Wenn ihr euch das Camp ansehen und in diese wirklich wunderbare Atmosphäre mal reinschnuppern möchtet, dann macht das am besten am 11.8. ab 14h: da findet der ElbeCamp-Tag 2018 mit tollem Programm für Groß und Klein statt.Heute ist nicht alle Tage…
Die Stunden auf dem Platz vergingen wie im Flug und es tat so gut, trotz (oder gerade wegen) so vielen Punkten auf unserer ToDo-Liste einfach mal auszubrechen aus dem gewohnten Trott. Kein „Ich muss erst schnell“ und „Wir brauchen noch“, sondern abschalten, sich aufs Wesentliche besinnen und sich einmal einlassen auf die Wünsche und Bedürfnisse der Kinder: ganz viel Mama und Papa und gemeinsame Zeit, einfach nur machen, wonach einem der Sinn steht.
Wir Großen haben uns tagsüber tatsächlich nur selten gesehen, dafür aber den Kindern Exklusivzeit geschenkt. Wir haben uns abgewechselt und so bei beiden Jungs die Aufmerksamkeits-Tanks wieder ganz aufgefüllt, ein schönes Gefühl, sich mal bedingungslos und ausschließlich auf die Kinder zu konzentrieren.
Abschließend bleibt nur zu sagen, dass diese Auszeit ganz wundervoll war und wir sie sicher ganz bald wiederholen werden. Denn wie heißt es so schön: „Unser Alltag ist ihre Kindheit“. Unsere Kinder werden sich nicht daran erinnern (wollen), wie hübsch ordentlich und aufgeräumt immer alles war, sondern an die Abenteuer, die es gemeinsam mit uns zu bestehen galt – bestenfalls barfuß und schmutzig bis unter die Hutschnur.
Übrigens ist das ElbeCamp ein Projekt des Kinderschutz und Jugendwohlfahrt e.V. Hamburg. Alle Überschüsse des Camps werden dem Kinderschutz zugeführt. Unter diesem Aspekt ist es für uns dann auch ok, dass die Preise sowohl für die Übernachtung (rund 37 Euro für eine Nacht mit „Wohnmobil“, kleinem Zelt, zwei Erwachsenen und zwei Kindern) als auch die Speisen und Getränke teilweise ziemlich gepfeffert und nicht immer so ganz logisch erklärbar sind.

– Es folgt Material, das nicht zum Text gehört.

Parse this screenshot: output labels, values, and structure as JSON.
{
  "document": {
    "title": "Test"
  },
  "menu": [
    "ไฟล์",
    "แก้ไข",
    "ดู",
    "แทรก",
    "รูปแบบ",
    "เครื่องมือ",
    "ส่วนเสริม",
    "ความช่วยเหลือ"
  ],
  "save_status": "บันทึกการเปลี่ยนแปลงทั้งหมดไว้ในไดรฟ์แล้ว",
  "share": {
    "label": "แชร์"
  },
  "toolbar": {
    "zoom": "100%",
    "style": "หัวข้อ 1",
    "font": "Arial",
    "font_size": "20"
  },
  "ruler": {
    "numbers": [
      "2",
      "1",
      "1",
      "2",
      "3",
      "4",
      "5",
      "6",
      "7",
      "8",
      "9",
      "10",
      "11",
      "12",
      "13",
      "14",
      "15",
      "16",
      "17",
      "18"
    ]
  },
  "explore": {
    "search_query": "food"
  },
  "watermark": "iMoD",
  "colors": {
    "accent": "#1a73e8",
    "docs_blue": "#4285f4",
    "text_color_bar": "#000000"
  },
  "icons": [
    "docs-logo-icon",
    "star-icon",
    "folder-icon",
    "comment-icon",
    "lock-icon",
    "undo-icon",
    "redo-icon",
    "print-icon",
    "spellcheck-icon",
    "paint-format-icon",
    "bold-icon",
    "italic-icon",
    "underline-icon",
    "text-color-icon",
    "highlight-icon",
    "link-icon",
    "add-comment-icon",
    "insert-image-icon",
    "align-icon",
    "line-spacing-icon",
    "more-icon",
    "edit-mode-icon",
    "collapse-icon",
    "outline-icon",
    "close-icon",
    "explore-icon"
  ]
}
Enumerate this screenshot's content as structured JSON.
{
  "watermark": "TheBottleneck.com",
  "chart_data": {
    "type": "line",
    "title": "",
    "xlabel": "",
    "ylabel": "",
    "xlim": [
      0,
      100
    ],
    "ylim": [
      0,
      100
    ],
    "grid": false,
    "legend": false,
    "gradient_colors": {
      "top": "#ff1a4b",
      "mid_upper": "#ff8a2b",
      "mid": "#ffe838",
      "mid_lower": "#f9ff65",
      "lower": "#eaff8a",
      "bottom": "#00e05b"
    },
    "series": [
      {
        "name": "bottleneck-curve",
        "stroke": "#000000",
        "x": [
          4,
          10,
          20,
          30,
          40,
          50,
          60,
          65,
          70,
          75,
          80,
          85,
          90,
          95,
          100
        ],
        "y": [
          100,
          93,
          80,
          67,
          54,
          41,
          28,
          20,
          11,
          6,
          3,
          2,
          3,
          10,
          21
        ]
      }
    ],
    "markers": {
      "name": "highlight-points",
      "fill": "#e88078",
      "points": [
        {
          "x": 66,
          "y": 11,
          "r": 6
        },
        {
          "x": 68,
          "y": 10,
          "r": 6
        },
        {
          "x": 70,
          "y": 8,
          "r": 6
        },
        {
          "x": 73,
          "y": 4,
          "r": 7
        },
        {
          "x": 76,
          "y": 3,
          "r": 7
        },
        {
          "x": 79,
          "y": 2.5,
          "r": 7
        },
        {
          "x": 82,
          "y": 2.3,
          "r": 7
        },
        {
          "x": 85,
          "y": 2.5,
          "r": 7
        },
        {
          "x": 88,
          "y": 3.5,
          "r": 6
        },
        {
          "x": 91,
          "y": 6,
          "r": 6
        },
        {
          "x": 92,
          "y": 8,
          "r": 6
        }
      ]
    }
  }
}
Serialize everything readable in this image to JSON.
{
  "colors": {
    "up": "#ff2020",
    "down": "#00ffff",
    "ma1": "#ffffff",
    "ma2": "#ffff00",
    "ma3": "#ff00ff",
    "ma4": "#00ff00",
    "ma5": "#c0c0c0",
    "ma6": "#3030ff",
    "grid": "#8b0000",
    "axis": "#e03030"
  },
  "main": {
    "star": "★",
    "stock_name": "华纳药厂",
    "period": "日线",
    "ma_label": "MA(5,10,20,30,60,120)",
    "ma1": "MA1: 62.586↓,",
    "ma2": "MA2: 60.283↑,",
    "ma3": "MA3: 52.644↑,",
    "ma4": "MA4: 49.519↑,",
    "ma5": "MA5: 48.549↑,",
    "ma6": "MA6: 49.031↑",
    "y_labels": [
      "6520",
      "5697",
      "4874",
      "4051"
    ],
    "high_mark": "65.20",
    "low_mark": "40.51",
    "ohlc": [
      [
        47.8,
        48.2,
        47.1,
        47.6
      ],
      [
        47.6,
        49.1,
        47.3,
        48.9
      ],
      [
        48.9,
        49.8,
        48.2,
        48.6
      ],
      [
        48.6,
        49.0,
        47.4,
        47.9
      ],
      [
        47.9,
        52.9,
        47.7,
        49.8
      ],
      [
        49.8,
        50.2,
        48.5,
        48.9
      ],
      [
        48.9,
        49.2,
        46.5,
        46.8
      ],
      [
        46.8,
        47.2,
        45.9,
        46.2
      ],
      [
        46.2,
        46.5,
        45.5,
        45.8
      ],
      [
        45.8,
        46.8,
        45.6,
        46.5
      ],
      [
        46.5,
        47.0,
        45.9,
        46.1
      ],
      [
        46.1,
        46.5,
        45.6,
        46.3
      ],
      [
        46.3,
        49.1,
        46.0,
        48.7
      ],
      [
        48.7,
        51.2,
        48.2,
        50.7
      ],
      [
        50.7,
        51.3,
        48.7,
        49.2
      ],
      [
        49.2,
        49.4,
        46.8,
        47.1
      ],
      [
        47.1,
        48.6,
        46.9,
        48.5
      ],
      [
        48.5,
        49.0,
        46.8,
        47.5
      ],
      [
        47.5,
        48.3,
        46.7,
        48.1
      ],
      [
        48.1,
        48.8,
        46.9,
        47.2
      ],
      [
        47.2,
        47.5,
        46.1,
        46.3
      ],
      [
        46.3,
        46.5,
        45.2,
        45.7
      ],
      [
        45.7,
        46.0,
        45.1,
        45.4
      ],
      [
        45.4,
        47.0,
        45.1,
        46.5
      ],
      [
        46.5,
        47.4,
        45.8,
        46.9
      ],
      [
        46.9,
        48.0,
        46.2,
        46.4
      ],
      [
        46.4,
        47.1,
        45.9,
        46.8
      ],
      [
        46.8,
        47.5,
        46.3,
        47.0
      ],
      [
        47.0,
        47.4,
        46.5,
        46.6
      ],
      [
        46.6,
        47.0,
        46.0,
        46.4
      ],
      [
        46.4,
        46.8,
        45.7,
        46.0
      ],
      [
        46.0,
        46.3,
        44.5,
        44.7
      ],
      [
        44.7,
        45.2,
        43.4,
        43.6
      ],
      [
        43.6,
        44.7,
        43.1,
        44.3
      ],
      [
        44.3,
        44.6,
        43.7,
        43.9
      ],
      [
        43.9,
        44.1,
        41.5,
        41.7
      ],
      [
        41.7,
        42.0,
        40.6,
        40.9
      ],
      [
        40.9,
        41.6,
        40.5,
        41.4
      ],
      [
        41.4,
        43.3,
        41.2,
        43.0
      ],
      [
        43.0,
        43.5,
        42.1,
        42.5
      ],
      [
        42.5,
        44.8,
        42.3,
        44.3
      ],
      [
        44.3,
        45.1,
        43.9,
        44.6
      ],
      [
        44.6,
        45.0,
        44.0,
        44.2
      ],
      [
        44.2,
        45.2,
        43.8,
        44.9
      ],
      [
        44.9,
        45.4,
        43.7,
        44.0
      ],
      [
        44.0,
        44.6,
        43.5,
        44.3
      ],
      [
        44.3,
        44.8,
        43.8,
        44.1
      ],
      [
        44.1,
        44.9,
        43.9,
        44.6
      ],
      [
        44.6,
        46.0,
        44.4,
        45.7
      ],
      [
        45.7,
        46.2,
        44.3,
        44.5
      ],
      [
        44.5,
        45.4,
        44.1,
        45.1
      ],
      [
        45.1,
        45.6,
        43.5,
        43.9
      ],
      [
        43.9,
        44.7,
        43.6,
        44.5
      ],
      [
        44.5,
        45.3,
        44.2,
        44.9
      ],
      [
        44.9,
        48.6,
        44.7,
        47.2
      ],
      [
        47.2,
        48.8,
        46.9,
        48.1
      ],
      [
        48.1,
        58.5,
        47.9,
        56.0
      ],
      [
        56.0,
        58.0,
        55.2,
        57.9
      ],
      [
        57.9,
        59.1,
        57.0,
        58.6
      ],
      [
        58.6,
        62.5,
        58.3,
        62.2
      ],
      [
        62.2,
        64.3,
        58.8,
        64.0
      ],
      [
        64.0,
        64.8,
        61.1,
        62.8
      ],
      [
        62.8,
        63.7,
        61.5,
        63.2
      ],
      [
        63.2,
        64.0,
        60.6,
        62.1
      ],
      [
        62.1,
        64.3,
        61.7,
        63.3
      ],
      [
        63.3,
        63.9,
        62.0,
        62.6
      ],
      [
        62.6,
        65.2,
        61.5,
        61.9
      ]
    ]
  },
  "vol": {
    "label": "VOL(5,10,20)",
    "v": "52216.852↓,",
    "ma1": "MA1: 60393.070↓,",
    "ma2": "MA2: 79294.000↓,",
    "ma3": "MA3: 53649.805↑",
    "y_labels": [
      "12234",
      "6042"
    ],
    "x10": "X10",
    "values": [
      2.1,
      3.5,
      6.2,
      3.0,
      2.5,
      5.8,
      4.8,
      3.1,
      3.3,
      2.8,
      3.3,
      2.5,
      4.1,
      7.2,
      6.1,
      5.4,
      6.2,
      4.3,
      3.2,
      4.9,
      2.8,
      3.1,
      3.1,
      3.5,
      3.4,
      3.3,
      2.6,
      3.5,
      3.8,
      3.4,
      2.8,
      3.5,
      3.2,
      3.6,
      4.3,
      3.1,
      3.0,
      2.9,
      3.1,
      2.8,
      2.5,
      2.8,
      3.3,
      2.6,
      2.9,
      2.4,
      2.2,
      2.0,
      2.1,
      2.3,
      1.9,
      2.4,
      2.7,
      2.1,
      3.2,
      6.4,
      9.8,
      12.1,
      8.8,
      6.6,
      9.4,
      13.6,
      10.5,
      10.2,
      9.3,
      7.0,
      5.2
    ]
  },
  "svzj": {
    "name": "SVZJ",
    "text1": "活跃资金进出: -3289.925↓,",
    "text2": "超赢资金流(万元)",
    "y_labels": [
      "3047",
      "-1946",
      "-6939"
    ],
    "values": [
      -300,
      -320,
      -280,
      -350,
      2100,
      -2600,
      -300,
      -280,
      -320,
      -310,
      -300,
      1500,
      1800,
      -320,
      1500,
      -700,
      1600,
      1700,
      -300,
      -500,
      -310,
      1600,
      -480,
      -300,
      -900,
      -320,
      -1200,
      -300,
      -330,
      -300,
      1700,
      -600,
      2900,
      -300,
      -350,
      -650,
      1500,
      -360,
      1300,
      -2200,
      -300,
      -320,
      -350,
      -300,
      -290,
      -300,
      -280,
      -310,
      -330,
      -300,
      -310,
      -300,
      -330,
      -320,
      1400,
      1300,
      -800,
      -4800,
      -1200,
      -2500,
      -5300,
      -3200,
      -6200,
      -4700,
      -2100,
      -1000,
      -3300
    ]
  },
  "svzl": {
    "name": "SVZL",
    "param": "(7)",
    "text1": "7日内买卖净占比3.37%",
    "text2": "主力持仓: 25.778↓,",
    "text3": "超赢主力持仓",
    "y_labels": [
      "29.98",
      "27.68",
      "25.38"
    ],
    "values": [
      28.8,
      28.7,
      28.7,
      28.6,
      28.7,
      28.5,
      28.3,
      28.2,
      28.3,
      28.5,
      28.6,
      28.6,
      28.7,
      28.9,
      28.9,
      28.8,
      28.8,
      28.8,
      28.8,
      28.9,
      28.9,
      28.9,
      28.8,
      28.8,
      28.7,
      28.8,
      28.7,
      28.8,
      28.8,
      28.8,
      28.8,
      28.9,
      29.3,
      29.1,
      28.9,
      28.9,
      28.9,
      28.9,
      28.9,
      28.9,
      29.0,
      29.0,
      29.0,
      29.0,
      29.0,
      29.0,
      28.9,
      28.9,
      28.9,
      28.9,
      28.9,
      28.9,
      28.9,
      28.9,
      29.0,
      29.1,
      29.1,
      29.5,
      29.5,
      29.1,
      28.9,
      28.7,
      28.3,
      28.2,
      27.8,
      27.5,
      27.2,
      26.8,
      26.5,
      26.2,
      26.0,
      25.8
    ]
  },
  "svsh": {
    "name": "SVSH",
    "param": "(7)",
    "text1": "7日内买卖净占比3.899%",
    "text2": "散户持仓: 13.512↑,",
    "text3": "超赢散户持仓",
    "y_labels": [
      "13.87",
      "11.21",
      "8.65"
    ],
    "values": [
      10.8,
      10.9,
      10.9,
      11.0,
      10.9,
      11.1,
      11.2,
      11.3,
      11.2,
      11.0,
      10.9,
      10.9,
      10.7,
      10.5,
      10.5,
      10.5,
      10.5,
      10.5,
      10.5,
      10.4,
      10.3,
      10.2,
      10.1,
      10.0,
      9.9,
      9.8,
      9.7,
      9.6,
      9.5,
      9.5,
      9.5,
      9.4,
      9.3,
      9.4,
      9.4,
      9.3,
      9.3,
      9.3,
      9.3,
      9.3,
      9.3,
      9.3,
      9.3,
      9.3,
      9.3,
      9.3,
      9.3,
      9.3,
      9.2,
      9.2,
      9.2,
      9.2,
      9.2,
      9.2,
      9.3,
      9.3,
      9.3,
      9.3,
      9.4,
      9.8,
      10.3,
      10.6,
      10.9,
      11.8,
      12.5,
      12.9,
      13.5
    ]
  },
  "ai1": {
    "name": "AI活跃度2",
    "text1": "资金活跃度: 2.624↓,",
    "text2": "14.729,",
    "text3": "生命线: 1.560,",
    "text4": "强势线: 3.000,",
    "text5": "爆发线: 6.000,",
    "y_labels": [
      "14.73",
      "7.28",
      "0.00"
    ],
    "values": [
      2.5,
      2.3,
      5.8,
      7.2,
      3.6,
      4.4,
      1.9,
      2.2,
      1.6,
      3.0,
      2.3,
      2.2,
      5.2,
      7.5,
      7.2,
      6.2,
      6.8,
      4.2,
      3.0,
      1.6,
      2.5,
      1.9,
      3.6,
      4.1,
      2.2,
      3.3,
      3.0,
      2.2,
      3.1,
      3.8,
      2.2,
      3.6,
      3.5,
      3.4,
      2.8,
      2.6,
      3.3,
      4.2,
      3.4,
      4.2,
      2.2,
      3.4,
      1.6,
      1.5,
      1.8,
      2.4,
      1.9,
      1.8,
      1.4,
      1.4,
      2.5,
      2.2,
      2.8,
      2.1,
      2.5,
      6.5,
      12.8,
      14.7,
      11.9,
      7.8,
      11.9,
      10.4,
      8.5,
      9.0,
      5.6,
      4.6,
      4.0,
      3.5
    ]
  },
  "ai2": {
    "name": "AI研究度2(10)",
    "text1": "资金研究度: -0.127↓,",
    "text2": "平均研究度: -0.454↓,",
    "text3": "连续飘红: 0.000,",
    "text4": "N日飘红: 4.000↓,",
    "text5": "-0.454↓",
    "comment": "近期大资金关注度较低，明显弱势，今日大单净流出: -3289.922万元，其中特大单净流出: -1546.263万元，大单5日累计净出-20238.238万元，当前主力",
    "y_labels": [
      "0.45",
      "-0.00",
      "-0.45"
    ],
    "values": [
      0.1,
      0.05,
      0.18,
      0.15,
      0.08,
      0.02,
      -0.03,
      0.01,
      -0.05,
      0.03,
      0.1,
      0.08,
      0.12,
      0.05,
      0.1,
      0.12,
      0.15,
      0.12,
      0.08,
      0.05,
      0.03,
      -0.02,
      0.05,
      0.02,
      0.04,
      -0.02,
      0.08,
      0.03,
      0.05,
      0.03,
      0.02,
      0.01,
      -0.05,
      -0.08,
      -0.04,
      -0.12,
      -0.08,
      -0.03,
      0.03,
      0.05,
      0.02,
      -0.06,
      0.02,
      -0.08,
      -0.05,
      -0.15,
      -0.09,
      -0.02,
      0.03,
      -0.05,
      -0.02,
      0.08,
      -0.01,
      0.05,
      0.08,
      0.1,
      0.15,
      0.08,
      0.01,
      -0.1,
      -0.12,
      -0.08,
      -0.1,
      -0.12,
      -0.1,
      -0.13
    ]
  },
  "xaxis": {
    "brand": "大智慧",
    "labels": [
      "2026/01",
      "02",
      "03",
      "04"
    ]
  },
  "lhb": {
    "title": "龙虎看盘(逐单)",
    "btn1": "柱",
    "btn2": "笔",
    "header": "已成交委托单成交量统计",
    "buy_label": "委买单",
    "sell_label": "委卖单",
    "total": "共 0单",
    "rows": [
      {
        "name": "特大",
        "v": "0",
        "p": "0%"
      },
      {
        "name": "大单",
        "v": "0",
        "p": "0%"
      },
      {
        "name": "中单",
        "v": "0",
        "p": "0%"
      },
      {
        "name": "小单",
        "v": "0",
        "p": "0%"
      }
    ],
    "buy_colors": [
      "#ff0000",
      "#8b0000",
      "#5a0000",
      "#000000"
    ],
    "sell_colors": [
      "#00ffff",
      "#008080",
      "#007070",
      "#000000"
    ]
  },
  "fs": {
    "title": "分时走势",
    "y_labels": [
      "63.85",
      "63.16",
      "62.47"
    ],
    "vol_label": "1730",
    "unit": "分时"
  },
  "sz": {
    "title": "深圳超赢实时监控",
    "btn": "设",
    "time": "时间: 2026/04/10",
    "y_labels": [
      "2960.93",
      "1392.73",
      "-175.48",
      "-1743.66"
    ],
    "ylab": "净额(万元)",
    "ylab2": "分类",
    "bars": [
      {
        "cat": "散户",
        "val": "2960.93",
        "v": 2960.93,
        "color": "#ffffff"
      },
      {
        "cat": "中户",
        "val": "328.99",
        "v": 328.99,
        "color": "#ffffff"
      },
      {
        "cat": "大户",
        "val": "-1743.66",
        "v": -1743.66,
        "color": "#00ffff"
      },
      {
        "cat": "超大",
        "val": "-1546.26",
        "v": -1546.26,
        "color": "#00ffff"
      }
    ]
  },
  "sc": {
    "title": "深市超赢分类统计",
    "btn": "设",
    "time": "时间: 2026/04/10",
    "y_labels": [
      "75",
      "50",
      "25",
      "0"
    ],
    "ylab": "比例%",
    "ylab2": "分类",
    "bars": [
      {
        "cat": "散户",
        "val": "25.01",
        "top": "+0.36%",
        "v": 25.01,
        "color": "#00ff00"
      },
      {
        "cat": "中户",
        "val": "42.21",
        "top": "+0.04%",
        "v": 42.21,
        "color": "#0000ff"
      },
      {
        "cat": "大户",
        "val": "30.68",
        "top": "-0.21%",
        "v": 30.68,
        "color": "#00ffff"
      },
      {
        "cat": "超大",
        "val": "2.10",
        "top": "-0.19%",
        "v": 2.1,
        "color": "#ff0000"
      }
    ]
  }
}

Also ihr Lieben, packt eure Sachen und probiert es mal aus. Vielleicht sehen wir uns dort ja auch mal? Oder habt ihr ein anderes Lieblingsplätzchen für solche Eskapaden? Dann schnell her damit, wir sind immer auf der Suche nach neuen Zielen.
2 Kommentare
Wundervoll erlebt und beschrieben!
Ich habe Euch beim Essen zugesehen und geschmunzelt. Die Spagettis kann man doch WIRKLICH am Einfachsten mit den Händen essen – wenn man noch so klein ist.
Euer "plietscher" Grosser fiel mir durch seine ausdrucksvolle Sprache auf. Na, kein Wunder, bei dieser Mutter!
Danke sehr für den schönen Artikel!
Liebe Gudrun, herzlichen Dank für deine lieben Worte, das freut mich wirklich sehr. Und ja, der Große ist echt eine Quasselstrippe…
Wir freuen uns jedenfalls jetzt schon auf deine Märchenstunden im nächsten Jahr.